Patients in “exceptional circumstances” in the Australian state of Victoria will soon be able to access medical cannabis, thanks to a bill passed Tuesday by the local government.

The law, which makes the state the first in the country to establish a legal framework for access to the pain-relieving drug, will facilitate its “manufacture, supply and access” in high-quality medical form, the government said in a statement. An Office of Medicinal Cannabis will also be created to oversee the drug’s production and its prescription by doctors.

Children with severe epilepsy will be the first patient group to benefit in 2017, the government said. The state will supply the initial medical products, but hopes to see a reliable manufacturing industry in the future.

The government flagged further patients could possibly become eligible, pending the report of an independent medical advisory committee it is establishing.

The news comes after the federal government also took significant steps toward allowing medical access to cannabis in 2016. In February, parliament amended the Narcotics Drugs Act, creating a national licensing scheme for the controlled cultivation and testing of medical cannabis, clearing the way for the states to create their own regimes. States including New South Wales have proposed medicinal cannabis trials, but Victoria is the first to take the leap on legalisation.

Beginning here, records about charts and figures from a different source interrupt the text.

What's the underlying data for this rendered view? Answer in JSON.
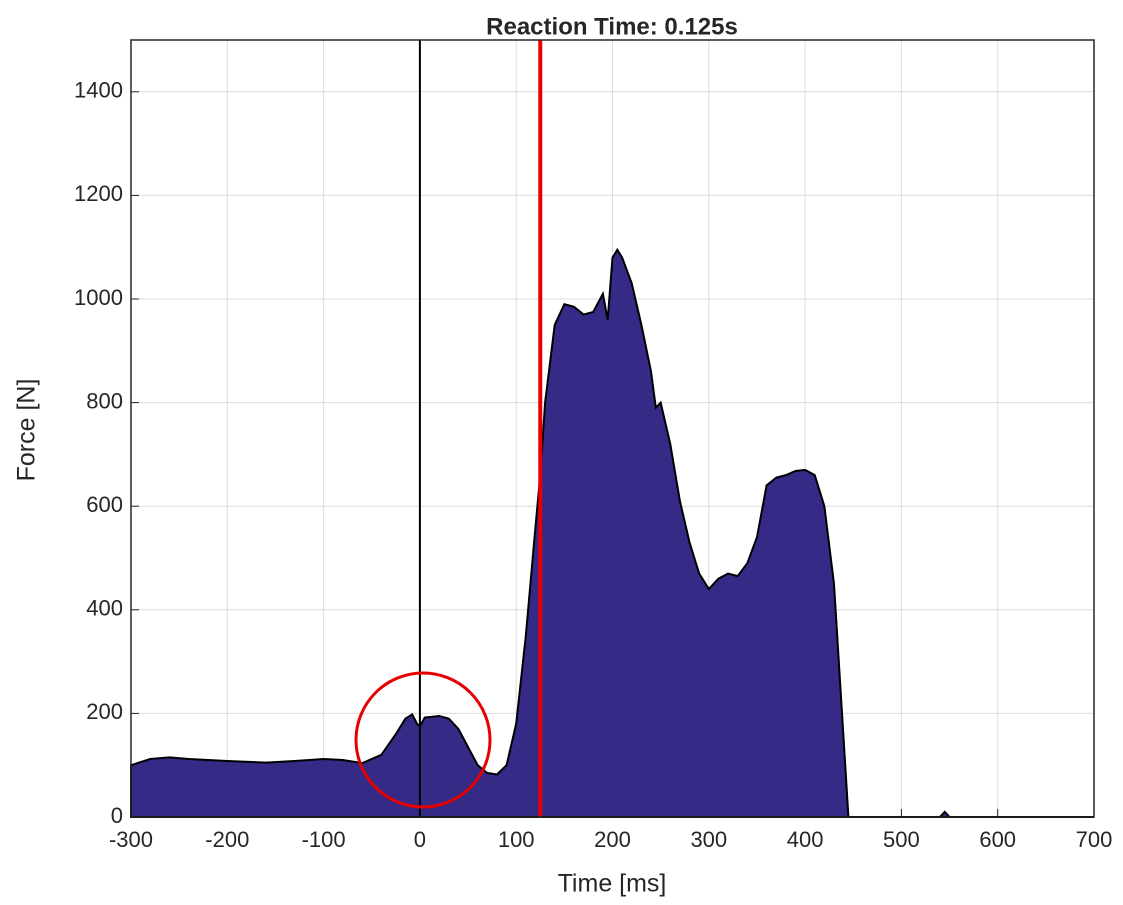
{
  "chart_data": {
    "type": "area",
    "title": "Reaction Time: 0.125s",
    "x_label": "Time [ms]",
    "y_label": "Force [N]",
    "x": [
      -300,
      -280,
      -260,
      -240,
      -200,
      -160,
      -130,
      -100,
      -80,
      -60,
      -40,
      -25,
      -15,
      -8,
      -3,
      0,
      5,
      20,
      30,
      40,
      50,
      60,
      70,
      80,
      90,
      100,
      110,
      120,
      125,
      130,
      140,
      150,
      160,
      170,
      180,
      190,
      195,
      200,
      205,
      210,
      220,
      230,
      240,
      245,
      250,
      260,
      270,
      280,
      290,
      300,
      310,
      320,
      330,
      340,
      350,
      360,
      370,
      380,
      390,
      400,
      410,
      420,
      430,
      440,
      445,
      540,
      545,
      550,
      700
    ],
    "series": [
      {
        "color": "#352a86",
        "values": [
          100,
          112,
          115,
          112,
          108,
          105,
          108,
          112,
          110,
          104,
          120,
          160,
          190,
          198,
          180,
          175,
          192,
          195,
          190,
          170,
          135,
          100,
          85,
          82,
          100,
          180,
          350,
          560,
          660,
          800,
          950,
          990,
          985,
          970,
          975,
          1010,
          960,
          1080,
          1095,
          1080,
          1030,
          950,
          860,
          790,
          800,
          720,
          610,
          530,
          470,
          440,
          460,
          470,
          465,
          490,
          540,
          640,
          655,
          660,
          668,
          670,
          660,
          600,
          450,
          150,
          0,
          0,
          10,
          0,
          0
        ]
      }
    ],
    "vlines": [
      {
        "x": 0,
        "color": "#000000"
      },
      {
        "x": 125,
        "color": "#e60000"
      }
    ],
    "xlim": [
      -300,
      700
    ],
    "ylim": [
      0,
      1500
    ],
    "xticks": [
      -300,
      -200,
      -100,
      0,
      100,
      200,
      300,
      400,
      500,
      600,
      700
    ],
    "yticks": [
      0,
      200,
      400,
      600,
      800,
      1000,
      1200,
      1400
    ],
    "grid": true
  }
}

The use of medicinal cannabis in Australia is for the most part dictated by state law. While legal loopholes have allowed its use in extreme circumstances, Victoria’s bill is a step towards creating comprehensive and clear rules for patients in need.

“Children with severe epilepsy will now be able to legally access this life-saving treatment from as early as 2017,” Victorian Minister for Health Jill Hennessy said in the statement. “It is absolutely heart-breaking to see families having to choose between breaking the law and watching their children suffer – and now, thanks to our ground-breaking legislation, they won’t have to.”